Listen to the audience applause at the end of this recording of "A Hard Rains Gonna Fall" by Bob Dylan. To my ears, there is something different about this applause than the applause you hear today. It sounds youthful to me, like it WAS recorded in the early 1960's by young people. (I was young, but I was alive then). Why is this?
Is it because it is recorded in a hall with only flat smooth surfaces (before wall to wall carpeting was common)?
Is it because the audience are all young people and their smooth taught skin produces a brighter and more crisp clapping sound?
Is it because there are no personal devices, like phones, watches, or tablets that make noise?
And then I have an odd thought. It sounds like everyone who is clapping is really there in that room. They were totally quiet during the singing. No one is talking, wispering, coughing, or shuffling around. They are totally attentive, totally transfixed, and totally present.

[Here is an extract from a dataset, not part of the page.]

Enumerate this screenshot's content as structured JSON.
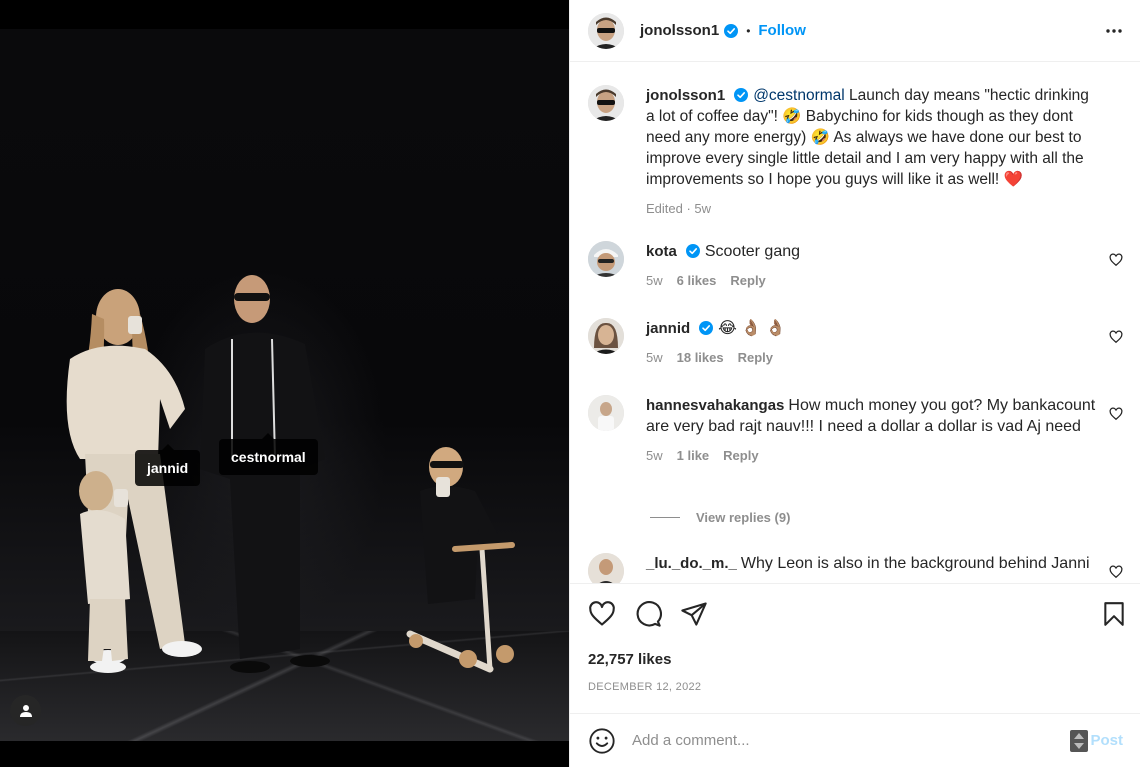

And that is the problem today. Nobody is really there at all. They are all texting, or tweeting, or have an instagram, an email, or a phone message. Everyone is trying to be somewhere else in space and time at the same time they are right here, and the result is that they really are no where at all. And you can hear it in the applause. There is a dull tedious boredom that permeates the applause you hear today. A halfhearted affirmation that the performance was noteworthy, but to me the sound contains a hidden longing to hear a REAL performance that has REAL meaning and REAL significance. A hidden longing to have an authentic experience and a genuine life.
Unfortunately those performances only happen occasionally, if at all. We are lucky to witness only a few in our entire life, and we rarely appreciate them fully when they are here.
And those performances will never happen if you are texting with your smart phone, or scrolling through your messages, or taking a selfie of the cool scene that you are a part of. They only happen if you are really there, one hundred percent attentive; quiet and patient and thoughtful and still.
Thank goodness for audio recording technology.